Comparison of cone beam computed tomography (CBCT) images and computed bone density distribution: (a) a mesial-distal CBCT virtual section for a region of mandible containing canine, lateral incisor, central incisor; (b) computed bone density distribution at the last iteration step for the 3-tooth model; (c) a mesial-distal CBCT virtual section for a section of mandible with a missing tooth; (d) computed bone density distribution at the last iteration step for a single-tooth model.

There are several possible directions for future work. Besides the bone density at convergence, if ones also want to simulate the bone adaptation process before convergence, there is clearly a need to improve the initial condition to better reflect the real bone density distribution in mandible. For example, to simulate the bone adaptation process after implant placement, the initial condition should better represent bone density distribution before implant placement. Moreover, upon improvement of boundary conditions to include the effects of masticatory muscle forces, it is likely that the models will be able to also simulate the adaptation of cortical bone. Also, there is a need to develop quantitative comparison between simulation results and experimental measurements. Furthermore, bone remodeling process contains multiple aspects, including biological, chemical, and mechanical factors. It is affected by gender, aging, disease, injury and treatment. There are also other limitations in the current models. These are clearly some challenges for future work to improve current bone remodeling algorithms and to incorporate these factors.

Conclusions

This paper presents the results of a parametric study for numerical models of mandible bone adaptive remodeling under normal chewing and biting forces. Bone density increased at the regions where the mechanical stimulus (strain energy density per unit bone mass) was greater than the reference value, and vice versa. With the initial density being set uniform, during the iterations, the variations in mechanical stimulus in the whole structure reduced and the variations in the bone density distribution increased.

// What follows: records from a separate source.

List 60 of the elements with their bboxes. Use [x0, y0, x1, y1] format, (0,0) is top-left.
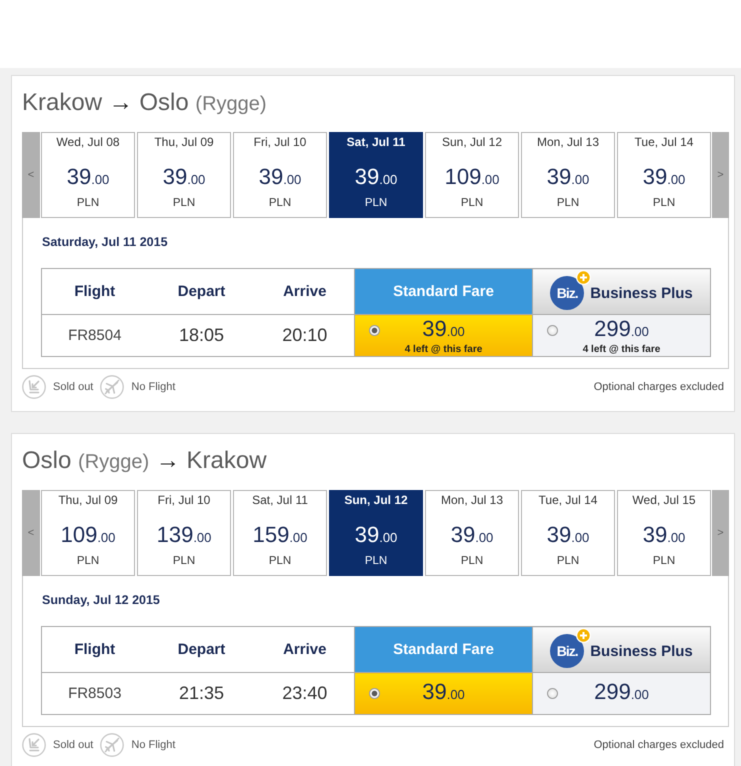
- fare-cell[interactable]: 39.00: [354, 672, 532, 714]
- legend-label: Sold out: [53, 381, 94, 393]
- seat-icon: [22, 375, 46, 399]
- plus-icon: [576, 628, 592, 643]
- plane-icon: [100, 375, 124, 399]
- flight-number: FR8503: [42, 672, 148, 714]
- date-tab[interactable]: Thu, Jul 09 39.00 PLN: [137, 132, 231, 218]
- selected-date-heading: Saturday, Jul 11 2015: [42, 235, 168, 249]
- arrival-time: 23:40: [256, 672, 354, 714]
- radio-button[interactable]: [368, 688, 380, 699]
- arrival-time: 20:10: [256, 314, 354, 356]
- column-header: Depart: [148, 626, 256, 672]
- fare-cell[interactable]: 299.00 4 left @ this fare: [532, 314, 710, 356]
- fare-price: 299.00: [594, 316, 649, 342]
- column-header: Flight: [42, 626, 148, 672]
- date-tab[interactable]: Tue, Jul 14 39.00 PLN: [617, 132, 711, 218]
- departure-time: 21:35: [148, 672, 256, 714]
- radio-button[interactable]: [546, 324, 558, 336]
- date-tab[interactable]: Wed, Jul 15 39.00 PLN: [617, 490, 711, 576]
- date-tab[interactable]: Tue, Jul 14 39.00 PLN: [521, 490, 615, 576]
- date-tab[interactable]: Mon, Jul 13 39.00 PLN: [425, 490, 519, 576]
- biz-logo: Biz.: [550, 634, 584, 668]
- radio-button[interactable]: [368, 324, 380, 336]
- biz-logo: Biz.: [550, 276, 584, 310]
- date-tab[interactable]: Thu, Jul 09 109.00 PLN: [41, 490, 135, 576]
- date-tab[interactable]: Wed, Jul 08 39.00 PLN: [41, 132, 135, 218]
- seat-icon: [22, 733, 46, 757]
- route-title: Krakow → Oslo (Rygge): [22, 88, 267, 118]
- plus-icon: [576, 270, 592, 285]
- legend-label: No Flight: [131, 739, 176, 751]
- date-tab[interactable]: Sat, Jul 11 159.00 PLN: [233, 490, 327, 576]
- seats-left-note: 4 left @ this fare: [582, 344, 660, 354]
- fare-price: 39.00: [422, 680, 465, 706]
- flight-number: FR8504: [42, 314, 148, 356]
- date-tab[interactable]: Sun, Jul 12 109.00 PLN: [425, 132, 519, 218]
- column-header: Depart: [148, 268, 256, 314]
- route-title: Oslo (Rygge) → Krakow: [22, 446, 267, 476]
- date-tab[interactable]: Mon, Jul 13 39.00 PLN: [521, 132, 615, 218]
- fare-cell[interactable]: 299.00: [532, 672, 710, 714]
- charges-note: Optional charges excluded: [594, 381, 724, 393]
- fare-price: 299.00: [594, 680, 649, 706]
- fare-price: 39.00: [422, 316, 465, 342]
- fare-cell[interactable]: 39.00 4 left @ this fare: [354, 314, 532, 356]
- radio-button[interactable]: [546, 688, 558, 699]
- fare-name: Business Plus: [590, 642, 693, 660]
- plane-icon: [100, 733, 124, 757]
- date-tab[interactable]: Sat, Jul 11 39.00 PLN: [329, 132, 423, 218]
- date-tab[interactable]: Fri, Jul 10 139.00 PLN: [137, 490, 231, 576]
- selected-date-heading: Sunday, Jul 12 2015: [42, 593, 160, 607]
- fare-column-header: Standard Fare: [354, 268, 532, 314]
- legend-label: Sold out: [53, 739, 94, 751]
- charges-note: Optional charges excluded: [594, 739, 724, 751]
- fare-name: Business Plus: [590, 284, 693, 302]
- departure-time: 18:05: [148, 314, 256, 356]
- date-tab[interactable]: Fri, Jul 10 39.00 PLN: [233, 132, 327, 218]
- fare-column-header: Standard Fare: [354, 626, 532, 672]
- seats-left-note: 4 left @ this fare: [404, 344, 482, 354]
- date-tab[interactable]: Sun, Jul 12 39.00 PLN: [329, 490, 423, 576]
- column-header: Flight: [42, 268, 148, 314]
- legend-label: No Flight: [131, 381, 176, 393]
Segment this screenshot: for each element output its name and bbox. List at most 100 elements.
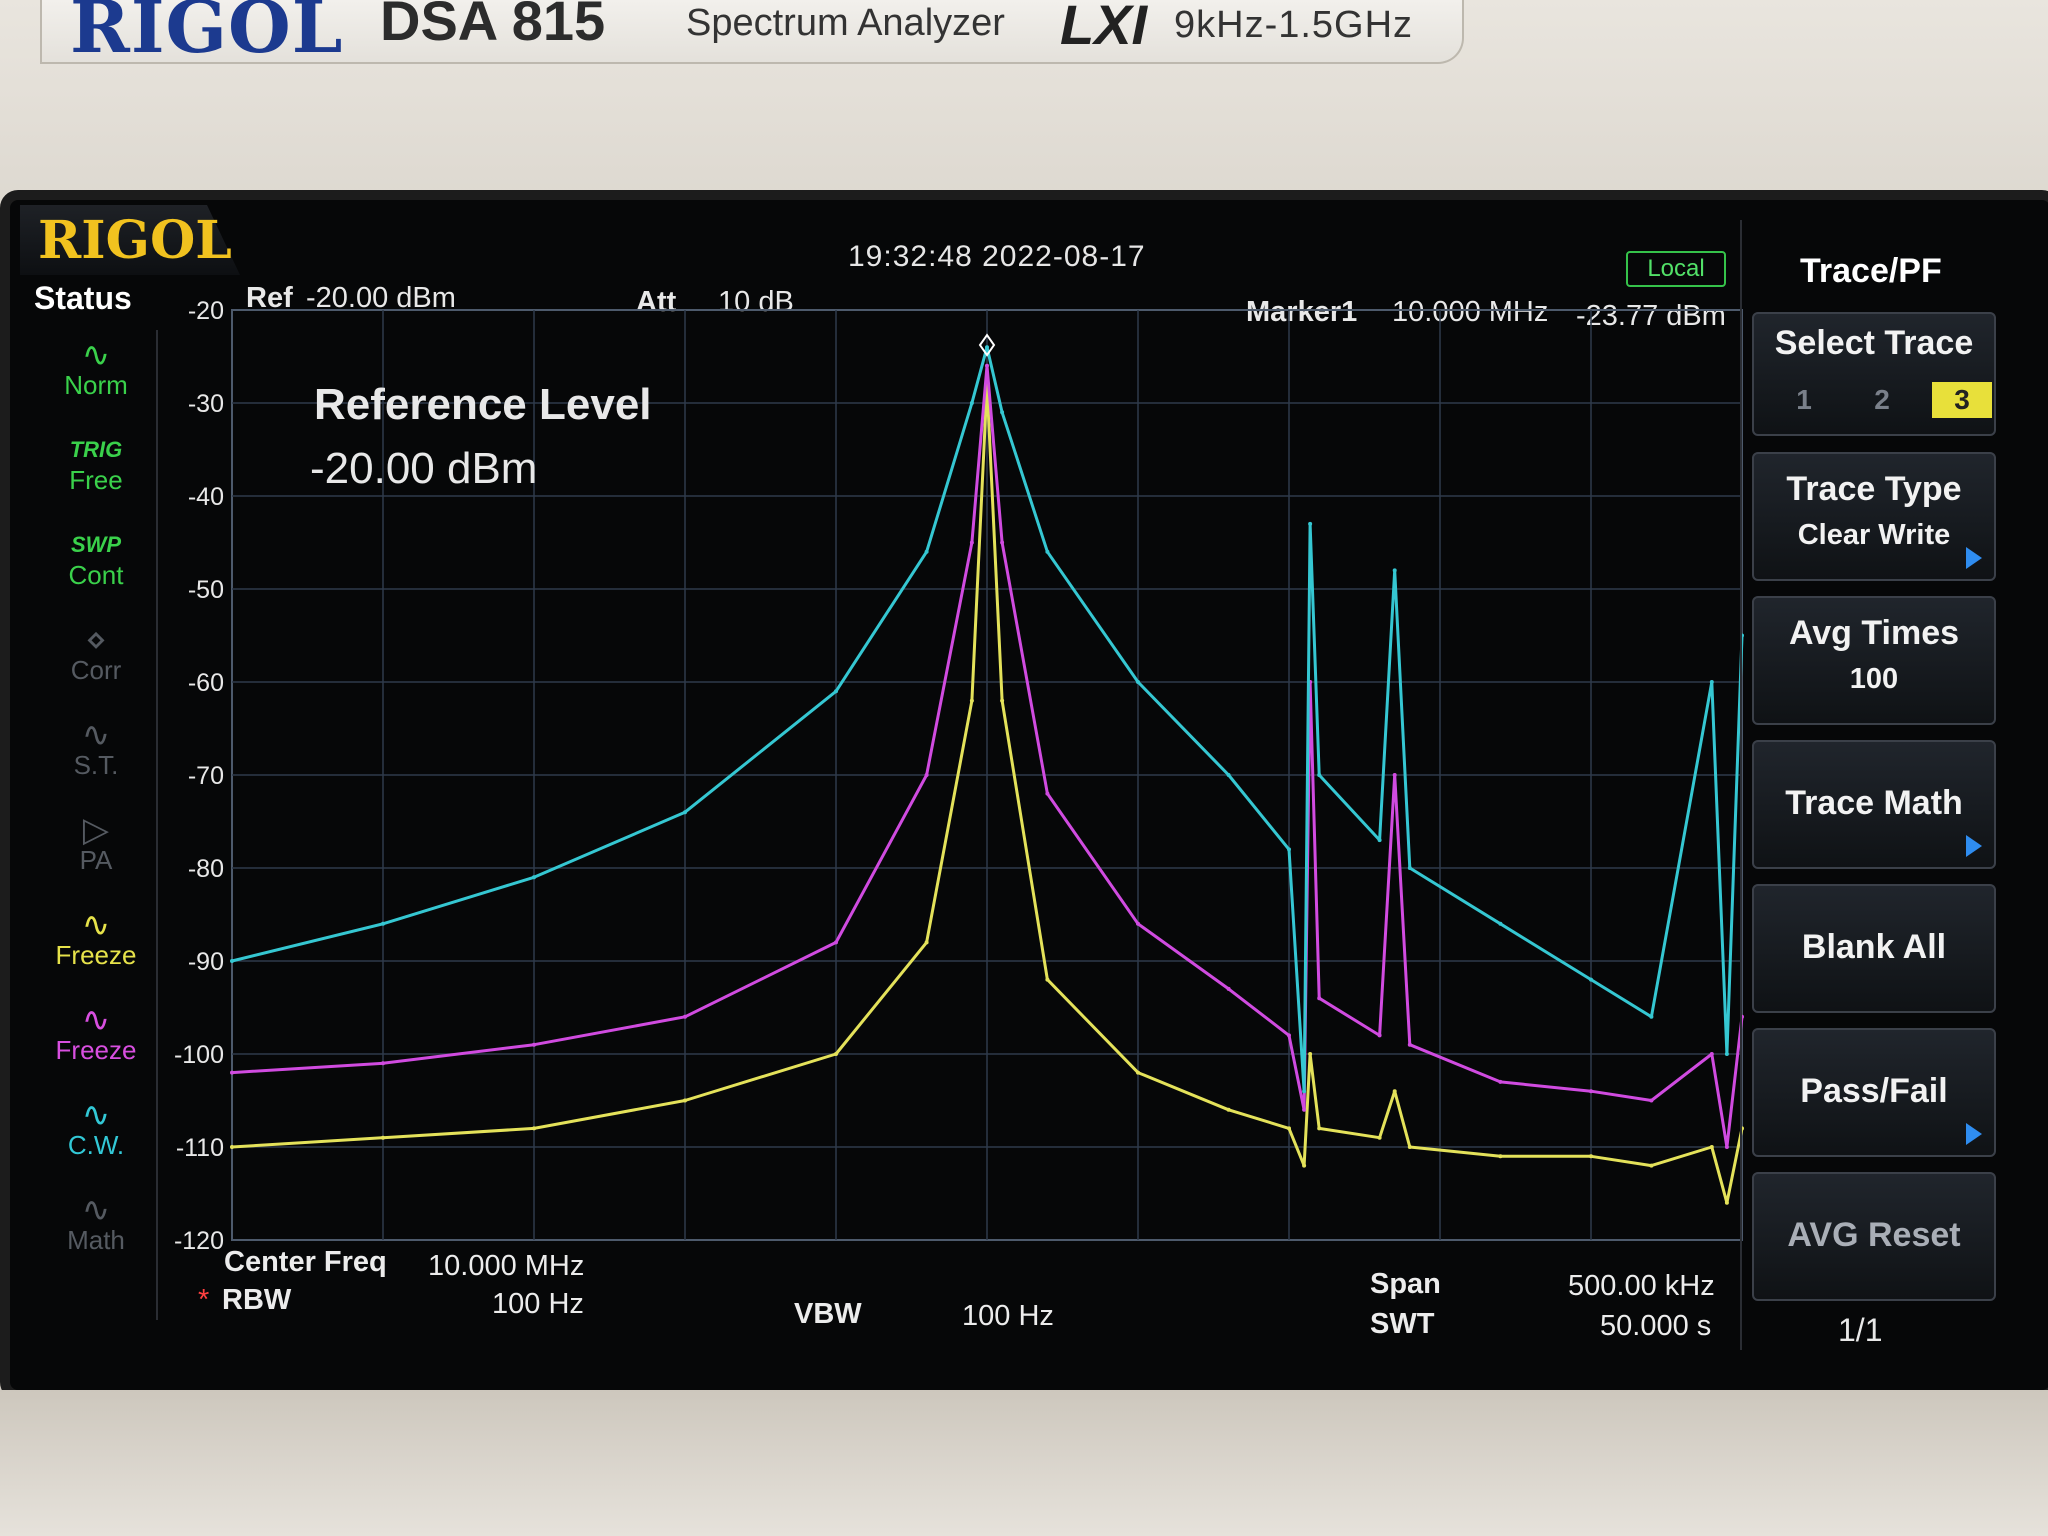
- trace-math-label: Trace Math: [1785, 784, 1963, 822]
- span-label: Span: [1370, 1268, 1441, 1300]
- y-tick-label: -20: [188, 297, 224, 325]
- trace-point: [924, 549, 929, 554]
- y-tick-label: -110: [176, 1134, 224, 1162]
- y-tick-label: -80: [188, 855, 224, 883]
- center-freq-value: 10.000 MHz: [428, 1250, 585, 1282]
- status-item-label: C.W.: [67, 1130, 125, 1160]
- avg-times-key[interactable]: Avg Times 100: [1752, 596, 1996, 725]
- trace-point: [1045, 977, 1050, 982]
- trace-point: [834, 1052, 838, 1056]
- trace-point: [1045, 791, 1050, 796]
- trace-point: [1498, 1079, 1503, 1084]
- trace-point: [683, 1098, 687, 1103]
- trace-point: [1709, 1145, 1714, 1149]
- trace-point: [230, 1145, 234, 1149]
- trace-point: [532, 1126, 536, 1131]
- trace-point: [1136, 1070, 1140, 1075]
- ref-level-overlay-title: Reference Level: [314, 380, 652, 429]
- status-item-label: Norm: [64, 370, 128, 400]
- trace-point: [1392, 568, 1397, 573]
- status-item-label: Math: [67, 1225, 125, 1255]
- trace-point: [1317, 996, 1322, 1001]
- trace-point: [985, 345, 989, 350]
- status-wave-icon: ∿: [81, 1191, 111, 1229]
- status-title: Status: [34, 280, 132, 316]
- submenu-arrow-icon: [1966, 547, 1982, 569]
- trace-option-3-selected[interactable]: 3: [1932, 382, 1992, 418]
- timestamp: 19:32:48 2022-08-17: [848, 240, 1146, 273]
- trace-point: [1302, 1107, 1307, 1112]
- avg-reset-key[interactable]: AVG Reset: [1752, 1172, 1996, 1301]
- trace-point: [1498, 1154, 1503, 1159]
- trace-point: [969, 540, 974, 545]
- status-item-label: S.T.: [73, 750, 119, 780]
- trace-point: [381, 1061, 385, 1066]
- span-value: 500.00 kHz: [1568, 1270, 1715, 1302]
- swt-value: 50.000 s: [1600, 1310, 1712, 1342]
- trace-point: [1302, 1089, 1307, 1094]
- local-badge: Local: [1626, 251, 1726, 287]
- trace-point: [985, 363, 989, 368]
- trace-point: [1287, 1126, 1291, 1131]
- y-tick-label: -50: [188, 576, 224, 604]
- trace-point: [1377, 838, 1382, 843]
- vbw-label: VBW: [794, 1298, 862, 1330]
- brand-logo: RIGOL: [70, 0, 344, 69]
- y-tick-label: -30: [188, 390, 224, 418]
- status-item-label: Free: [69, 465, 123, 495]
- ref-level-overlay-value: -20.00 dBm: [310, 444, 538, 493]
- instrument-type: Spectrum Analyzer: [686, 2, 1005, 44]
- submenu-arrow-icon: [1966, 1123, 1982, 1145]
- trace-type-key[interactable]: Trace Type Clear Write: [1752, 452, 1996, 581]
- status-item: ∿ Norm: [36, 338, 156, 401]
- blank-all-label: Blank All: [1801, 928, 1947, 966]
- trace-point: [924, 940, 929, 945]
- trace-point: [230, 959, 234, 963]
- status-item: TRIG Free: [36, 435, 156, 496]
- trace-point: [1377, 1135, 1382, 1140]
- submenu-arrow-icon: [1966, 835, 1982, 857]
- spectrum-plot[interactable]: -20 -30 -40 -50 -60 -70 -80 -90 -100 -110 -120: [160, 290, 1750, 1290]
- trace-point: [381, 1135, 385, 1140]
- trace-point: [683, 810, 687, 815]
- trace-point: [1724, 1145, 1729, 1149]
- trace-point: [1308, 521, 1313, 526]
- y-tick-label: -40: [188, 483, 224, 511]
- select-trace-label: Select Trace: [1774, 324, 1974, 362]
- status-wave-icon: ▷: [82, 811, 110, 849]
- status-wave-icon: ∿: [81, 906, 111, 944]
- status-wave-icon: ∿: [81, 716, 111, 754]
- status-item: ∿ Freeze: [36, 906, 156, 971]
- menu-page-indicator: 1/1: [1838, 1312, 1883, 1348]
- trace-type-value: Clear Write: [1797, 519, 1951, 551]
- trace-point: [1226, 1107, 1231, 1112]
- trace-point: [1589, 977, 1593, 982]
- status-item-label: Corr: [70, 655, 122, 685]
- y-tick-label: -60: [188, 669, 224, 697]
- trace-math-key[interactable]: Trace Math: [1752, 740, 1996, 869]
- status-item: ∿ Freeze: [36, 1003, 156, 1066]
- lxi-logo: LXI: [1060, 0, 1148, 56]
- pass-fail-key[interactable]: Pass/Fail: [1752, 1028, 1996, 1157]
- status-item-label: Cont: [68, 560, 124, 590]
- trace-point: [532, 875, 536, 880]
- trace-point: [1392, 773, 1397, 777]
- trace-point: [1287, 1033, 1291, 1038]
- trace-point: [834, 940, 838, 945]
- status-panel: ∿ Norm TRIG Free SWP Cont ⋄ Corr ∿ S.T. ▷ PA ∿ Freeze…: [26, 330, 158, 1320]
- trace-point: [381, 921, 385, 926]
- vbw-value: 100 Hz: [962, 1300, 1054, 1332]
- trace-point: [1724, 1200, 1729, 1205]
- trace-option-1[interactable]: 1: [1774, 382, 1834, 418]
- trace-point: [1308, 1052, 1313, 1056]
- trace-point: [1724, 1052, 1729, 1056]
- pass-fail-label: Pass/Fail: [1800, 1072, 1948, 1110]
- status-item: ∿ C.W.: [36, 1098, 156, 1161]
- trace-point: [1589, 1089, 1593, 1094]
- trace-point: [1407, 1145, 1412, 1149]
- trace-point: [1709, 1052, 1714, 1056]
- trace-option-2[interactable]: 2: [1852, 382, 1912, 418]
- blank-all-key[interactable]: Blank All: [1752, 884, 1996, 1013]
- trace-point: [1649, 1098, 1654, 1103]
- trace-point: [1000, 540, 1005, 545]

The parametric study shows that when different boundary conditions were applied, the bone density distribution became very different, except in the vicinity of teeth and applied loads. The results also show that models starting from different initial density values resulted in a similar overall average density and similar bone density distribution at convergence. Higher reference values of the mechanical stimulus resulted in lower overall average bone density. The width of equilibrium zone didn’t substantially affect the average density at convergence. However, with increasing width, the trabecular bone areas with highest or lowest density were all reduced.

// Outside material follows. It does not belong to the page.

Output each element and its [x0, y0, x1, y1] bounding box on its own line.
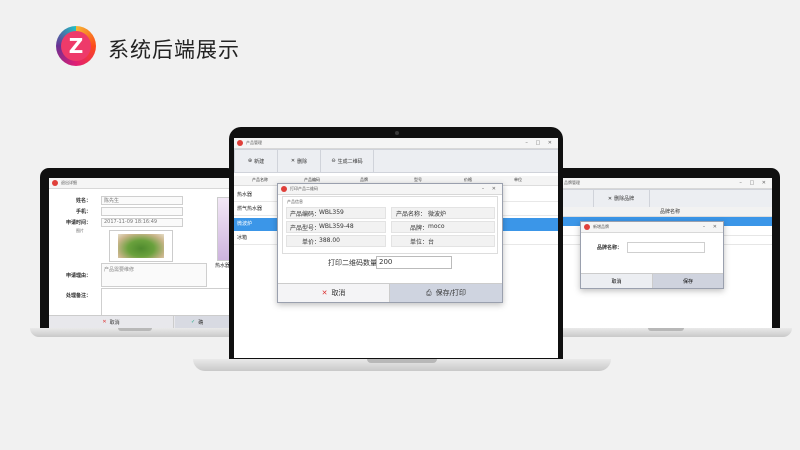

The results show that the models used in this study provided certain stability and convergence and did not result in discontinuous checkerboard patterns in the limited number of iteration steps that were carried out in this work. These models still have many limitations, such as the nonrealistic initial conditions, over-simplified boundary conditions and the absence of biological signals. Despite those, the current work provided some guidance for applying the nonlinear multi-parameter bone remodeling algorithms to predict mandible bone density distribution under mechanical loading.